Quality and sensory characteristics of selected post-rigor, early deboned broiler breast meat tenderized using hydrodynamic shock waves

Our first objective was to determine the effects of explosive amount and distance of the explosive to the meat surface in the Hydrodyne process on broiler breast tenderness. Early deboned (EB) breasts were removed immediately after initial chill (45 min postmortem), stored for 24 h (4 C), and subjected to one of four Hydrodyne treatments (200 g at 20 cm, 350 g at 23 cm, 275 g at 20 cm, or 350 g at 20 cm). Breasts were water-cooked (78 C internal).
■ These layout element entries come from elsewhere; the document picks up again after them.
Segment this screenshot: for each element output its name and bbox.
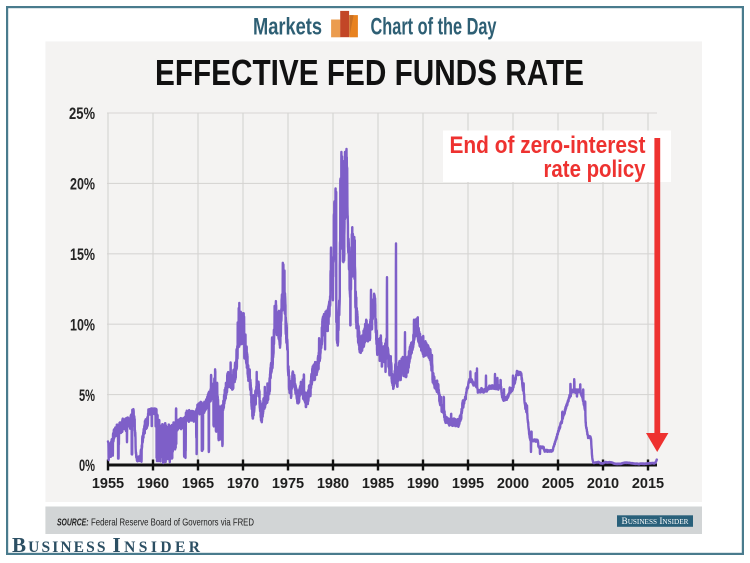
svg-text:20%: 20% xyxy=(70,175,95,194)
svg-text:1975: 1975 xyxy=(272,476,304,492)
svg-text:1980: 1980 xyxy=(317,476,349,492)
svg-text:2010: 2010 xyxy=(587,476,619,492)
svg-text:SOURCE:: SOURCE: xyxy=(57,516,89,528)
svg-text:Chart of the Day: Chart of the Day xyxy=(371,14,497,41)
svg-text:Federal Reserve Board of Gover: Federal Reserve Board of Governors via F… xyxy=(91,516,254,528)
svg-text:INSIDER: I NSIDER xyxy=(113,533,201,557)
svg-text:rate policy: rate policy xyxy=(544,156,647,183)
svg-text:10%: 10% xyxy=(70,315,95,334)
svg-text:1995: 1995 xyxy=(452,476,484,492)
svg-text:1985: 1985 xyxy=(362,476,394,492)
svg-text:15%: 15% xyxy=(70,245,95,264)
svg-text:End of zero-interest: End of zero-interest xyxy=(450,132,646,159)
svg-text:2015: 2015 xyxy=(632,476,664,492)
svg-text:Markets: Markets xyxy=(253,14,322,41)
svg-text:2005: 2005 xyxy=(542,476,574,492)
svg-text:1955: 1955 xyxy=(92,476,124,492)
svg-text:0%: 0% xyxy=(79,456,95,475)
svg-text:EFFECTIVE FED FUNDS RATE: EFFECTIVE FED FUNDS RATE xyxy=(155,52,584,93)
svg-text:1965: 1965 xyxy=(182,476,214,492)
svg-text:25%: 25% xyxy=(69,104,95,123)
svg-text:1960: 1960 xyxy=(137,476,169,492)
svg-text:2000: 2000 xyxy=(497,476,529,492)
svg-text:1970: 1970 xyxy=(227,476,259,492)
svg-text:1990: 1990 xyxy=(407,476,439,492)
svg-text:BUSINESS INSIDER: BUSINESS INSIDER xyxy=(622,516,689,526)
svg-text:5%: 5% xyxy=(79,386,95,405)
svg-text:BUSINESS: B USINESS xyxy=(12,533,106,557)
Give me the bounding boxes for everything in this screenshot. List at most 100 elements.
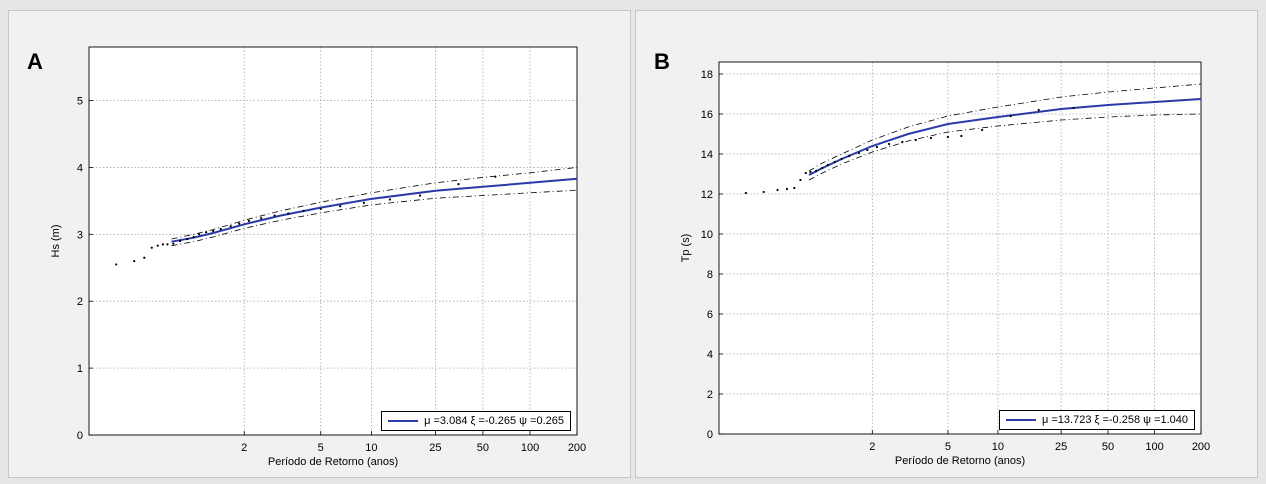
panel-b: B 2 5 10 25 50 100 200 0 2 4 6 8 10 12 14 16 18 Período d…	[635, 10, 1258, 478]
y-tick-label: 2	[707, 389, 713, 401]
y-tick-label: 2	[77, 296, 83, 308]
data-point	[287, 212, 290, 215]
data-point	[866, 148, 869, 152]
data-point	[115, 263, 118, 266]
x-tick-label: 10	[365, 442, 377, 454]
data-point	[143, 256, 146, 259]
data-point	[887, 142, 891, 146]
data-point	[457, 183, 460, 186]
data-point	[821, 166, 824, 170]
data-point	[815, 169, 818, 173]
data-point	[229, 225, 232, 228]
data-point	[273, 214, 276, 217]
y-tick-label: 4	[707, 349, 713, 361]
data-point	[762, 190, 765, 194]
data-point	[901, 140, 904, 144]
x-tick-label: 50	[477, 442, 489, 454]
plot-area	[719, 62, 1201, 434]
lower-bound-line	[171, 189, 578, 247]
data-point	[260, 217, 263, 220]
data-point	[212, 229, 215, 233]
x-tick-label: 100	[521, 442, 539, 454]
data-point	[161, 243, 165, 246]
data-point	[929, 136, 933, 140]
data-point	[362, 201, 365, 204]
data-point	[192, 235, 195, 239]
y-tick-label: 16	[701, 109, 713, 121]
observed-points	[115, 175, 497, 266]
fit-line	[171, 177, 578, 243]
x-tick-label: 25	[1055, 441, 1067, 453]
data-point	[133, 259, 136, 263]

Hydrodyne treatment (HYD) of 350 g at 20 cm produced the greatest reduction (28.3%) in Warner-Bratzler shear (WBS, 1.9-cm wide strips). This combination was the only treatment to improve tenderness (peak force 4.3 kg) to a level equivalent (P > 0.05) to aged controls (CA; peak force 3.1 kg). The second objective was to determine the quality and sensory characteristics of Hydrodyne-treated (350 g explosive at 20 cm) broiler breasts as compared with CA and EB. The WBS values (1.0-cm wide and thick strips) for CA (1.56 kg) were different from both HYD (3.7 kg) and EB breasts (4.7 kg). The CA resulted in more tender, flavorful, and juicer breasts than EB and HYD. The EB was higher in initial moisture release than HYD. The EB breasts with tenderness problems can be tenderized by the Hydrodyne process based on WBS results. However, higher levels of explosive may be required to optimize the tenderness improvement of EB breasts that vary significantly in initial tenderness.